Tout se passe comme si la bourgeoisie « compradore » a trouvé dans l’Islam Politique, favorable par essence au mercantilisme, et au libre-échange un représentant politique idoine, qui favorise son business et qui l’aide à se développer sans entraves, après s’être débarrassée des entraves crées par 60 ans d’Etat nationaliste et souverainiste.

 Une bourgeoisie verte, une idéologie noire 

Une bourgeoisie verte s’est donc constituée le long de ces dix années d’anarchie organisée, sans pour autant être religieuse ou conservatrice, dont on décèle les signes extérieurs de richesse à travers des villas luxueuses, mais souvent au gout douteux, les rutilantes voitures 4/4, les costumes chers mais mal taillés, les robes aux tissus importés mais sans laisser apparaître les formes des corps, jusqu’aux tables de restaurants et hôtels de luxe, servies uniquement en Coca Cola et en eau minérale. Bref toute une nouvelle classe qui rappelle celle que les visiteurs des pays du moyen orient connaissent bien et qui fût générée par le pétrodollar. Une classe riche mais qui manque de raffinement et pour cause, car issue d’un milieu bédouin mais transfigurée subitement par la force de l’argent. Quelques représentants de cette catégorie trônent chez nous même au parlement ou sur des fauteuils ministériels et se pavanent en Mercedes dernier cri. Pour les hommes, on les reconnaît grâce à leurs bides subitement et rapidement gonflés et les femmes grâce à leurs foulards de chez Yves Saint Laurent. Cette bourgeoise n’a ni âme ni prestige et ses membres provoquent même la raillerie et les sarcasmes des facebookers. Comme tous les parvenus, et les nouveaux riches, il lui manque la classe, apanage de l’ancienne aristocratie et de la vielle bourgeoisie tunisiennes. Mais elle est surtout caractérisée par une voracité sans limite, comme si elle a peur que le temps joue contre elle. Elle a peur que les temps changent et surtout elle a la phobie du retour de l’Etat National quelle appelle dictature. Elle voit dans l’Islam politique son géniteur et son protecteur et s’accroche au pouvoir en investissant les rouages de l’administration avec voracité et arrogance. La cravate, souvent violette de Rached Ghannouchi, ses nouveaux costumes, sa barbe bien taillée, ses salons qui ressemblent à ceux des Emirs moyen-orientaux les taffetas des rideaux, les vers dorés sont autant de signes qui ne trompent pas. On veut acquérir rapidement le statut de bourgeois, mais sans en avoir l’âme. N’est pas bourgeois qui veut. La reconnaissance tardera sûrement à venir. Si ce n’est pas lui ça sera certainement pour ses progénitures.

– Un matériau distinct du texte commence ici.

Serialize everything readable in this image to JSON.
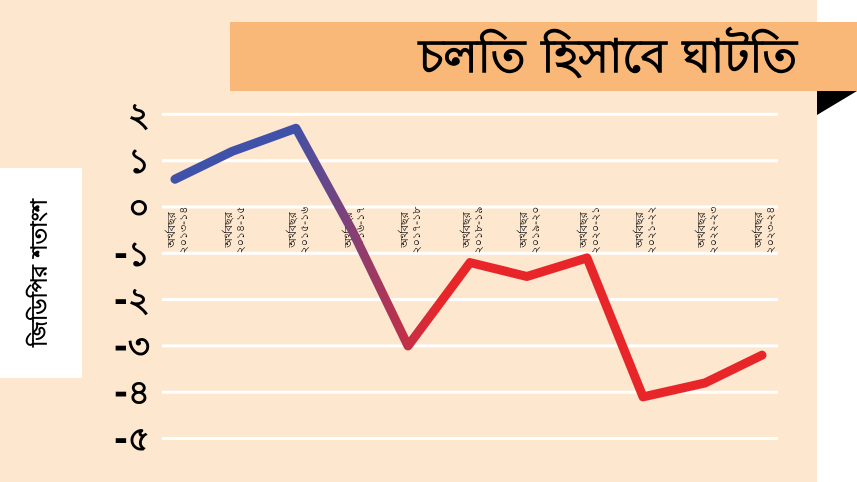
{
  "chart_data": {
    "type": "line",
    "title": "চলতি হিসাবে ঘাটতি",
    "ylabel": "জিডিপির শতাংশ",
    "xlabel": "",
    "ylim": [
      -5,
      2
    ],
    "yticks": [
      2,
      1,
      0,
      -1,
      -2,
      -3,
      -4,
      -5
    ],
    "ytick_labels": [
      "২",
      "১",
      "০",
      "-১",
      "-২",
      "-৩",
      "-৪",
      "-৫"
    ],
    "categories": [
      [
        "অর্থবছর",
        "২০১৩-১৪"
      ],
      [
        "অর্থবছর",
        "২০১৪-১৫"
      ],
      [
        "অর্থবছর",
        "২০১৫-১৬"
      ],
      [
        "অর্থবছর",
        "২০১৬-১৭"
      ],
      [
        "অর্থবছর",
        "২০১৭-১৮"
      ],
      [
        "অর্থবছর",
        "২০১৮-১৯"
      ],
      [
        "অর্থবছর",
        "২০১৯-২০"
      ],
      [
        "অর্থবছর",
        "২০২০-২১"
      ],
      [
        "অর্থবছর",
        "২০২১-২২"
      ],
      [
        "অর্থবছর",
        "২০২২-২৩"
      ],
      [
        "অর্থবছর",
        "২০২৩-২৪"
      ]
    ],
    "values": [
      0.6,
      1.2,
      1.7,
      -0.5,
      -3.0,
      -1.2,
      -1.5,
      -1.1,
      -4.1,
      -3.8,
      -3.2
    ],
    "grid": true,
    "line_gradient": [
      "#3f51a8",
      "#e8262a"
    ],
    "grid_color": "#ffffff"
  },
  "colors": {
    "background": "#fde7cf",
    "banner": "#f9b878"
  }
}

Mais Le libéralisme économique n’engendre pas forcément un libéralisme quant aux valeurs. Nous avons bien l’exemple de la Chine et du Vietnam, où les valeurs communistes pures et dures, sont portées par une économie libérale prospère. La théorie de Marx sur les rapports entre infrastructure et superstructure n’est pas toujours valable. Il en va de même des rapports entre Islam Politique et mercantilisme. La bourgeoisie verte et compradore n’épousera pas l’idéologie libérale et ses valeurs. Le dogme religieux est là pour l’empêcher. Du moins sous sa forme fondamentaliste. D’ailleurs les fondamentalistes juifs, chrétiens et hindouistes, comme l’idéologie de l’Islam Politique, s’accommodent bien du capitalisme sauvage et prédateur. En Tunisie, terre de vielle civilisation, cela ne pourra pas marcher trop longtemps. Et pour cause, elle en a vu d’autres idéologies factices et passagères. Elle accepte ce qui lui est imposé de l’Etranger, elle l’avale, le macère et le crache. Juste le temps de le digérer.